People kid me about my Genealogy Today jacket, but I think it’s important as a small business owner to follow the creedance that you’re always on the job. The jacket accomplishes two things. First, it’s an amazing advertising tool. I’m 6′3″, so I make a good billboard.Second, it’s a reminder for me to be “on”. One of my mentors in the business world once told me that when you’re behind the closed doors of your office, you can relax and let your emotions show. But when you’re on the floor, “it’s showtime” and you should be upbeat and positive about the job we’re doing. So, in a way, the jacket is my uniform, and when I’m wearing it I’m ready for anything.
It is a bit strange, however, to be standing on line (this happened to me in the post office) and all of the sudden the person behind you begins talking to the jacket (or the back of my head). But its a great way to strike up a conversation.One fellow genealogy webmaster whom I have a great deal of respect for is Bill Cribbs (check out his site Genealogy Buff). He’s really perfected the “always on” approach to promoting his web sites, but he takes the concept even further by not only mentioning his site, but first engaging the strangers he meets to get enthused about doing genealogy.
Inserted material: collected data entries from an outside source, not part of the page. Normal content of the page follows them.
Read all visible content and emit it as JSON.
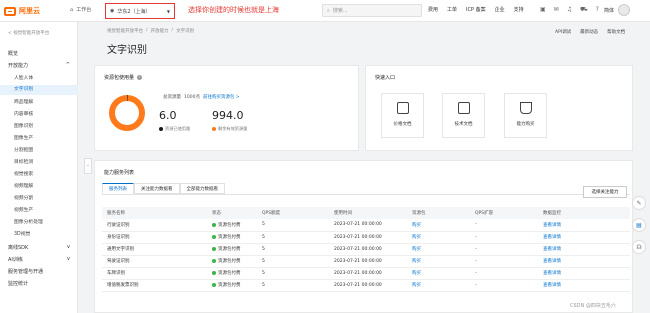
{
  "topbar": {
    "brand": "阿里云",
    "workbench": "工作台",
    "region": "华东2（上海）",
    "annotation": "选择你创建的时候也就是上海",
    "search_placeholder": "搜索...",
    "nav": [
      "费用",
      "工单",
      "ICP 备案",
      "企业",
      "支持"
    ],
    "user": "简体"
  },
  "sidebar": {
    "back": "< 视觉智能开放平台",
    "items": [
      {
        "label": "概览"
      },
      {
        "label": "开放能力"
      },
      {
        "label": "人脸人体",
        "sub": true
      },
      {
        "label": "文字识别",
        "sub": true,
        "active": true
      },
      {
        "label": "商品理解",
        "sub": true
      },
      {
        "label": "内容审核",
        "sub": true
      },
      {
        "label": "图像识别",
        "sub": true
      },
      {
        "label": "图像生产",
        "sub": true
      },
      {
        "label": "分割抠图",
        "sub": true
      },
      {
        "label": "目标检测",
        "sub": true
      },
      {
        "label": "视觉搜索",
        "sub": true
      },
      {
        "label": "视频理解",
        "sub": true
      },
      {
        "label": "视频分割",
        "sub": true
      },
      {
        "label": "视频生产",
        "sub": true
      },
      {
        "label": "图像分析处理",
        "sub": true
      },
      {
        "label": "3D视觉",
        "sub": true
      },
      {
        "label": "离线SDK"
      },
      {
        "label": "AI训练"
      },
      {
        "label": "服务管理与开通"
      },
      {
        "label": "监控统计"
      }
    ]
  },
  "main": {
    "breadcrumb": [
      "视觉智能开放平台",
      "/",
      "开放能力",
      "/",
      "文字识别"
    ],
    "title": "文字识别",
    "header_links": [
      "API调试",
      "最新动态",
      "帮助文档"
    ],
    "resource": {
      "title": "资源包使用量",
      "total_label": "总资源量",
      "total_value": "1000点",
      "buy_link": "前往购买资源包 >",
      "used": "6.0",
      "used_label": "资源已使用量",
      "remaining": "994.0",
      "remaining_label": "剩余有效资源量",
      "used_fraction": 0.006
    },
    "quick": {
      "title": "快速入口",
      "items": [
        "价格文档",
        "技术文档",
        "能力购买"
      ]
    },
    "service": {
      "title": "能力服务列表",
      "tabs": [
        "服务列表",
        "关注能力数据看",
        "全部能力数据看"
      ],
      "select_button": "选择关注能力",
      "columns": [
        "服务名称",
        "状态",
        "QPS额度",
        "使用时间",
        "资源包",
        "QPS扩容",
        "数据监控"
      ],
      "rows": [
        {
          "name": "行驶证识别",
          "status": "资源包付费",
          "qps": "5",
          "time": "2023-07-21 00:00:00",
          "pkg": "购买",
          "expand": "-",
          "monitor": "查看详情"
        },
        {
          "name": "身份证识别",
          "status": "资源包付费",
          "qps": "5",
          "time": "2023-07-21 00:00:00",
          "pkg": "购买",
          "expand": "-",
          "monitor": "查看详情"
        },
        {
          "name": "通用文字识别",
          "status": "资源包付费",
          "qps": "5",
          "time": "2023-07-21 00:00:00",
          "pkg": "购买",
          "expand": "-",
          "monitor": "查看详情"
        },
        {
          "name": "驾驶证识别",
          "status": "资源包付费",
          "qps": "5",
          "time": "2023-07-21 00:00:00",
          "pkg": "购买",
          "expand": "-",
          "monitor": "查看详情"
        },
        {
          "name": "车牌识别",
          "status": "资源包付费",
          "qps": "5",
          "time": "2023-07-21 00:00:00",
          "pkg": "购买",
          "expand": "-",
          "monitor": "查看详情"
        },
        {
          "name": "增值税发票识别",
          "status": "资源包付费",
          "qps": "5",
          "time": "2023-07-21 00:00:00",
          "pkg": "购买",
          "expand": "-",
          "monitor": "查看详情"
        }
      ]
    }
  },
  "watermark": "CSDN @四块五毛六",
  "colors": {
    "brand": "#ff6a00",
    "link": "#0070cc",
    "annotation": "#e53935",
    "ok": "#3ab54a"
  }
}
He really promotes genealogy first, and his site second.
I think in part, that’s what I am hoping to accomplish. Certainly I want people to visit my site, but I’d like them to get excited about digging into their ancestry. But all too often I switch into “marketing man” and chat up my site.You may also be walking through a parking lot in the tri-state (NJ/NY/CT) area and stumble upon my SUV (well, it’s really for Moon, our show dog). As you can see in the picture, the SUV is often “on the job” as I am about town running errands.
Again, it’s serving a useful purpose as an advertising tool, however, it’s a bit embarrassing to come out of the grocery store and see two older women standing by your car chatting about the magnet they just saw. But, put on my happy face, give them a Genealogy Today card (so they don’t forget the URL), and Moon and I resume our travels.My point of this blog is that even the little things can make a difference. Even if you’re running a web site that gets thousands of visitors a day, they may only see your site and never get that feeling of it being “real”.
When people SEE me with the jacket, or my truck, they feel a personal connection with the web site. They know there is a real person behind the scenes, and he’s just an average guy who even does the family grocery shopping. And it’s that confidence that leads to more word of mouth communication.Paul Allen (often referred to as the “other” Paul Allen) recently blogged, Are You Talking to Your Customers?, where he explains the benefits of speaking to the people who use your products and services. Paul, by the way, was one of the co-founders of Ancestry.com (and the subsequent company MyFamily.com).
It is just as important as talking to the people that know your site, as it is to talk to people who don’t. One of the questions I always ask people is “what do you think a web site called Genealogy Today would offer?”. I chose the name back in 1999 because I wanted to develop a site that focused on new and unique ways to research (and resources to search).But just because that’s the vision in my mind, it doesn’t mean that it will make the same impression on others. Getting this candid public feedback gives me ideas for features that might enhance the site, and also warns me of possible expectations that the site doesn’t (but could) fulfill. The last thing I want is for people to land on the home page and think “this isn’t what I expected.”